La Côte d’Ivoire peut-elle encore sauver sa forêt ? Les élus locaux à la rescousse

De 1961 à aujourd’hui, trente-deux (32) ministres ivoiriens des Eaux et Forêts se sont succédé dans différents gouvernements. Malgré cette longue succession de gardiens de la végétation, l’espace forestier de la Côte d’Ivoire diminue sans interruption. Une situation qui risque, si rien n’est fait, d’impacter négativement l’avenir des générations futures.

Norme pour être un pays forestier

Pour qu’un pays soit reconnu comme forestier, il faut que 20% au moins de son territoire soit recouvert de forêt. Juste après l’indépendance de la Côte d’Ivoire, son premier président, feu Félix Houphouët-Boigny, avait fait sien ce combat. En effet, dans la délimitation des espaces, les forêts classées, parcs et réserves, représentaient, à eux seuls, 20% du couvert forestier. Sans que ne soient ajoutées les forêts dites villageoises, qui n’étaient pas négligeables. Malgré ces efforts pour conserver la forêt, l’action humaine a anéanti le travail abattu en amont. 

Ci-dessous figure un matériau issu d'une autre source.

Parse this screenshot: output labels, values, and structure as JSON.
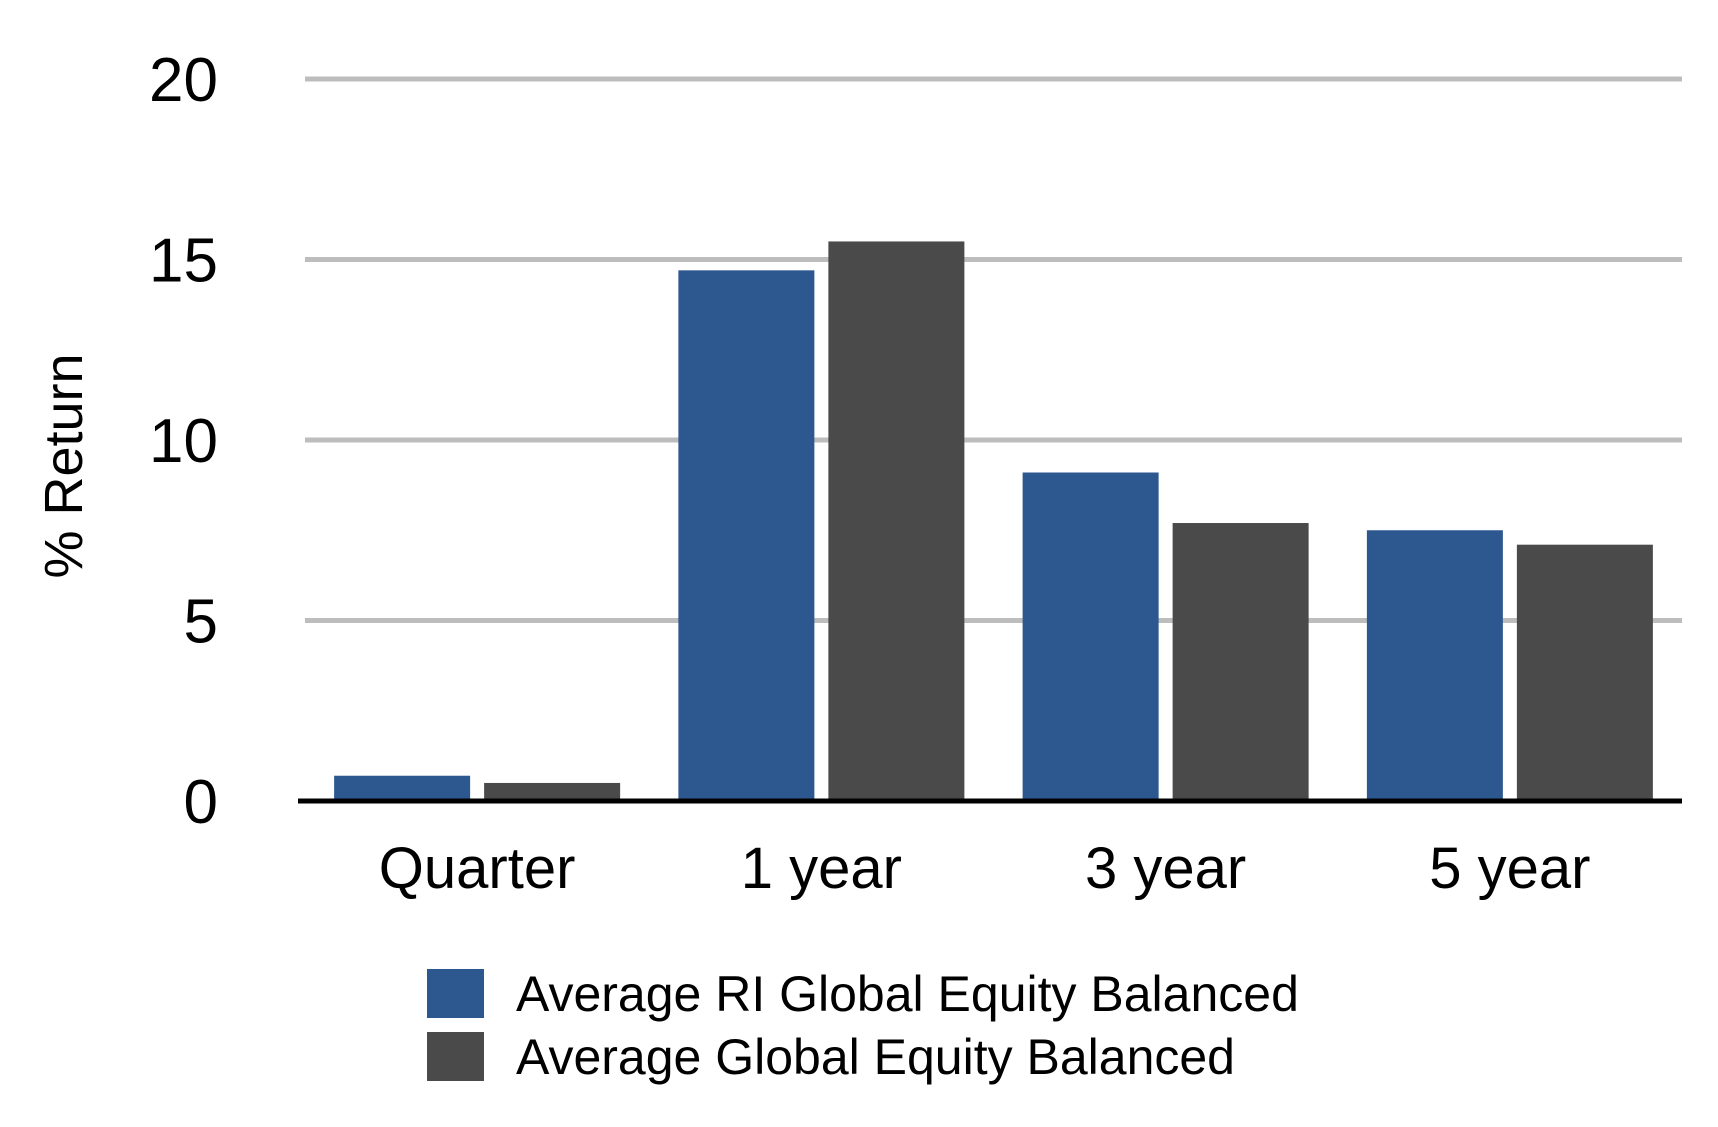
{
  "chart_data": {
    "type": "bar",
    "title": "",
    "xlabel": "",
    "ylabel": "% Return",
    "ylim": [
      0,
      20
    ],
    "yticks": [
      "0",
      "5",
      "10",
      "15",
      "20"
    ],
    "categories": [
      "Quarter",
      "1 year",
      "3 year",
      "5 year"
    ],
    "series": [
      {
        "name": "Average RI Global Equity Balanced",
        "color": "#2d578f",
        "values": [
          0.7,
          14.7,
          9.1,
          7.5
        ]
      },
      {
        "name": "Average Global Equity Balanced",
        "color": "#4a4a4a",
        "values": [
          0.5,
          15.5,
          7.7,
          7.1
        ]
      }
    ],
    "grid": true,
    "gridColor": "#bdbdbd",
    "legend": "bottom-center"
  }
}
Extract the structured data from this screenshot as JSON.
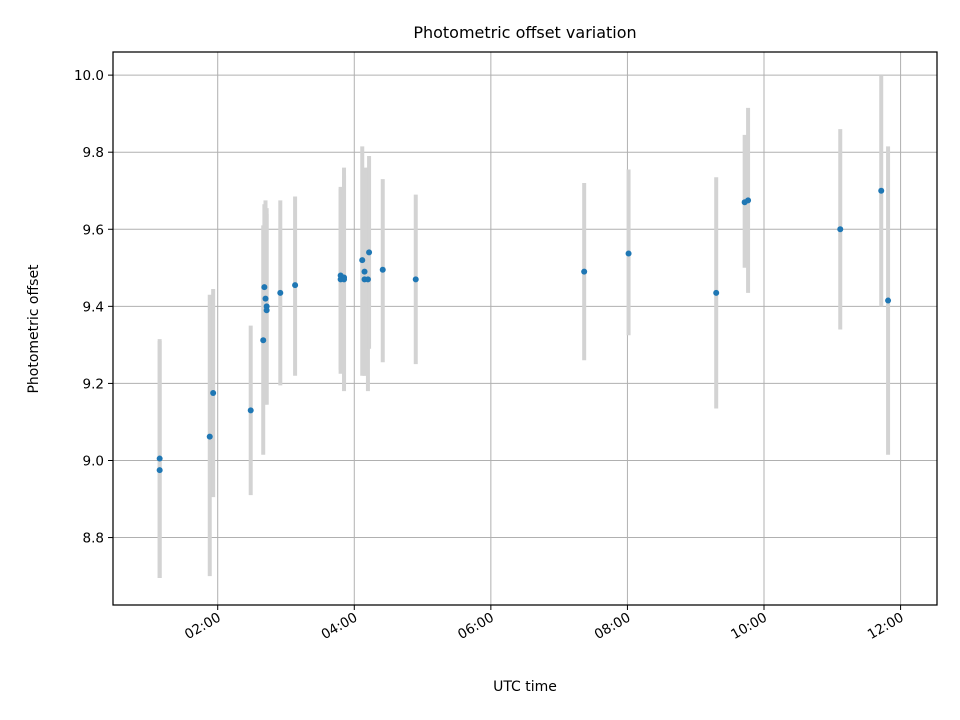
{
  "chart_data": {
    "type": "scatter",
    "title": "Photometric offset variation",
    "xlabel": "UTC time",
    "ylabel": "Photometric offset",
    "grid": true,
    "legend": "none",
    "x_tick_labels": [
      "02:00",
      "04:00",
      "06:00",
      "08:00",
      "10:00",
      "12:00"
    ],
    "x_tick_values": [
      "02:00",
      "04:00",
      "06:00",
      "08:00",
      "10:00",
      "12:00"
    ],
    "y_tick_labels": [
      "8.8",
      "9.0",
      "9.2",
      "9.4",
      "9.6",
      "9.8",
      "10.0"
    ],
    "y_tick_values": [
      8.8,
      9.0,
      9.2,
      9.4,
      9.6,
      9.8,
      10.0
    ],
    "xlim": [
      "00:28",
      "12:32"
    ],
    "ylim": [
      8.625,
      10.06
    ],
    "colors": {
      "point": "#1f77b4",
      "errorbar": "#d3d3d3",
      "grid": "#b0b0b0"
    },
    "points": [
      {
        "x": "01:09",
        "y": 9.005,
        "ylow": 8.695,
        "yhigh": 9.315
      },
      {
        "x": "01:09",
        "y": 8.975,
        "ylow": 8.695,
        "yhigh": 9.31
      },
      {
        "x": "01:53",
        "y": 9.062,
        "ylow": 8.7,
        "yhigh": 9.43
      },
      {
        "x": "01:56",
        "y": 9.175,
        "ylow": 8.905,
        "yhigh": 9.445
      },
      {
        "x": "02:29",
        "y": 9.13,
        "ylow": 8.91,
        "yhigh": 9.35
      },
      {
        "x": "02:40",
        "y": 9.312,
        "ylow": 9.015,
        "yhigh": 9.61
      },
      {
        "x": "02:41",
        "y": 9.45,
        "ylow": 9.22,
        "yhigh": 9.665
      },
      {
        "x": "02:42",
        "y": 9.42,
        "ylow": 9.145,
        "yhigh": 9.675
      },
      {
        "x": "02:43",
        "y": 9.4,
        "ylow": 9.145,
        "yhigh": 9.655
      },
      {
        "x": "02:43",
        "y": 9.39,
        "ylow": 9.145,
        "yhigh": 9.64
      },
      {
        "x": "02:55",
        "y": 9.435,
        "ylow": 9.195,
        "yhigh": 9.675
      },
      {
        "x": "03:08",
        "y": 9.455,
        "ylow": 9.22,
        "yhigh": 9.685
      },
      {
        "x": "03:48",
        "y": 9.48,
        "ylow": 9.225,
        "yhigh": 9.71
      },
      {
        "x": "03:48",
        "y": 9.47,
        "ylow": 9.235,
        "yhigh": 9.705
      },
      {
        "x": "03:51",
        "y": 9.475,
        "ylow": 9.18,
        "yhigh": 9.76
      },
      {
        "x": "03:51",
        "y": 9.47,
        "ylow": 9.2,
        "yhigh": 9.74
      },
      {
        "x": "04:07",
        "y": 9.52,
        "ylow": 9.22,
        "yhigh": 9.815
      },
      {
        "x": "04:09",
        "y": 9.49,
        "ylow": 9.22,
        "yhigh": 9.76
      },
      {
        "x": "04:09",
        "y": 9.47,
        "ylow": 9.22,
        "yhigh": 9.72
      },
      {
        "x": "04:12",
        "y": 9.47,
        "ylow": 9.18,
        "yhigh": 9.76
      },
      {
        "x": "04:13",
        "y": 9.54,
        "ylow": 9.29,
        "yhigh": 9.79
      },
      {
        "x": "04:25",
        "y": 9.495,
        "ylow": 9.255,
        "yhigh": 9.73
      },
      {
        "x": "04:54",
        "y": 9.47,
        "ylow": 9.25,
        "yhigh": 9.69
      },
      {
        "x": "07:22",
        "y": 9.49,
        "ylow": 9.26,
        "yhigh": 9.72
      },
      {
        "x": "08:01",
        "y": 9.537,
        "ylow": 9.325,
        "yhigh": 9.755
      },
      {
        "x": "09:18",
        "y": 9.435,
        "ylow": 9.135,
        "yhigh": 9.735
      },
      {
        "x": "09:43",
        "y": 9.67,
        "ylow": 9.5,
        "yhigh": 9.845
      },
      {
        "x": "09:46",
        "y": 9.675,
        "ylow": 9.435,
        "yhigh": 9.915
      },
      {
        "x": "11:07",
        "y": 9.6,
        "ylow": 9.34,
        "yhigh": 9.86
      },
      {
        "x": "11:43",
        "y": 9.7,
        "ylow": 9.4,
        "yhigh": 10.0
      },
      {
        "x": "11:49",
        "y": 9.415,
        "ylow": 9.015,
        "yhigh": 9.815
      }
    ]
  }
}
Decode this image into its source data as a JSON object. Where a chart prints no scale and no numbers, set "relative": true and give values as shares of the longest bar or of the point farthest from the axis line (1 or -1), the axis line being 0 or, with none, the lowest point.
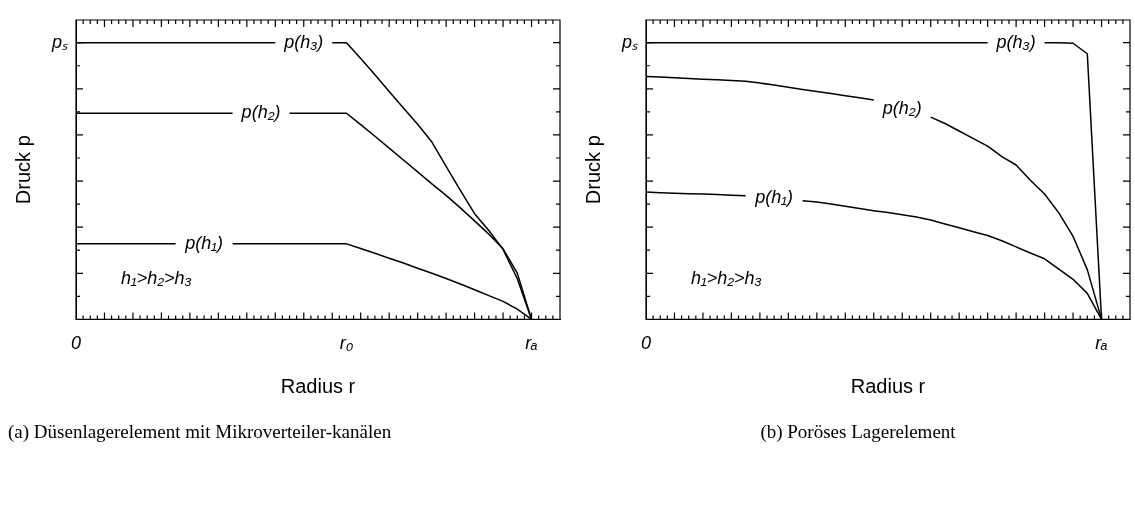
{
  "chart_data": [
    {
      "type": "line",
      "relative": true,
      "title": "(a) Düsenlagerelement mit Mikroverteiler-kanälen",
      "xlabel": "Radius r",
      "ylabel": "Druck p",
      "marker": "none",
      "annotations": [
        "h₁>h₂>h₃",
        "pₛ"
      ],
      "categories": [
        "0",
        null,
        null,
        null,
        null,
        null,
        null,
        null,
        null,
        null,
        null,
        null,
        null,
        null,
        null,
        null,
        null,
        null,
        null,
        "r₀",
        null,
        null,
        null,
        null,
        null,
        null,
        null,
        null,
        null,
        null,
        null,
        null,
        "rₐ",
        null,
        null
      ],
      "series": [
        {
          "name": "p(h₁)",
          "color": "#000000",
          "values": [
            0.273,
            0.273,
            0.273,
            0.273,
            0.273,
            0.273,
            0.273,
            0.273,
            null,
            null,
            null,
            0.273,
            0.273,
            0.273,
            0.273,
            0.273,
            0.273,
            0.273,
            0.273,
            0.273,
            0.256,
            0.239,
            0.221,
            0.204,
            0.185,
            0.167,
            0.148,
            0.128,
            0.107,
            0.086,
            0.065,
            0.037,
            0,
            null,
            null
          ]
        },
        {
          "name": "p(h₂)",
          "color": "#000000",
          "values": [
            0.745,
            0.745,
            0.745,
            0.745,
            0.745,
            0.745,
            0.745,
            0.745,
            0.745,
            0.745,
            0.745,
            0.745,
            null,
            null,
            null,
            0.745,
            0.745,
            0.745,
            0.745,
            0.745,
            0.704,
            0.662,
            0.619,
            0.576,
            0.533,
            0.49,
            0.448,
            0.403,
            0.356,
            0.308,
            0.255,
            0.167,
            0,
            null,
            null
          ]
        },
        {
          "name": "p(h₃)",
          "color": "#000000",
          "values": [
            1,
            1,
            1,
            1,
            1,
            1,
            1,
            1,
            1,
            1,
            1,
            1,
            1,
            1,
            1,
            null,
            null,
            null,
            1,
            1,
            0.943,
            0.884,
            0.824,
            0.764,
            0.705,
            0.641,
            0.553,
            0.466,
            0.382,
            0.321,
            0.253,
            0.147,
            0,
            null,
            null
          ]
        }
      ]
    },
    {
      "type": "line",
      "relative": true,
      "title": "(b) Poröses Lagerelement",
      "xlabel": "Radius r",
      "ylabel": "Druck p",
      "marker": "none",
      "annotations": [
        "h₁>h₂>h₃",
        "pₛ"
      ],
      "categories": [
        "0",
        null,
        null,
        null,
        null,
        null,
        null,
        null,
        null,
        null,
        null,
        null,
        null,
        null,
        null,
        null,
        null,
        null,
        null,
        null,
        null,
        null,
        null,
        null,
        null,
        null,
        null,
        null,
        null,
        null,
        null,
        null,
        "rₐ",
        null,
        null
      ],
      "series": [
        {
          "name": "p(h₁)",
          "color": "#000000",
          "values": [
            0.46,
            0.458,
            0.456,
            0.454,
            0.453,
            0.451,
            0.449,
            0.447,
            null,
            null,
            null,
            0.429,
            0.424,
            0.417,
            0.409,
            0.401,
            0.393,
            0.386,
            0.378,
            0.37,
            0.359,
            0.345,
            0.331,
            0.317,
            0.303,
            0.284,
            0.262,
            0.24,
            0.219,
            0.182,
            0.145,
            0.094,
            0,
            null,
            null
          ]
        },
        {
          "name": "p(h₂)",
          "color": "#000000",
          "values": [
            0.878,
            0.876,
            0.873,
            0.871,
            0.868,
            0.866,
            0.863,
            0.861,
            0.854,
            0.847,
            0.839,
            0.831,
            0.824,
            0.816,
            0.808,
            0.801,
            0.793,
            null,
            null,
            null,
            0.731,
            0.708,
            0.681,
            0.653,
            0.626,
            0.588,
            0.558,
            0.503,
            0.453,
            0.385,
            0.3,
            0.18,
            0,
            null,
            null
          ]
        },
        {
          "name": "p(h₃)",
          "color": "#000000",
          "values": [
            1,
            1,
            1,
            1,
            1,
            1,
            1,
            1,
            1,
            1,
            1,
            1,
            1,
            1,
            1,
            1,
            1,
            1,
            1,
            1,
            1,
            1,
            1,
            1,
            1,
            null,
            null,
            null,
            1,
            1,
            0.998,
            0.96,
            0,
            null,
            null
          ]
        }
      ]
    }
  ]
}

Facteurs d’une perte incommensurable

De 16,5 millions d’hectares à l’indépendance en 1960, le couvert forestier ivoirien est passé à moins de 2 millions d’ha en 2022. Soit près de 90% de ses forêts perdues en 62 ans. La situation est catastrophique et appelle des mesures correctives. Faute de celles-ci, il est fort probable que le couvert forestier disparaisse vers 2040.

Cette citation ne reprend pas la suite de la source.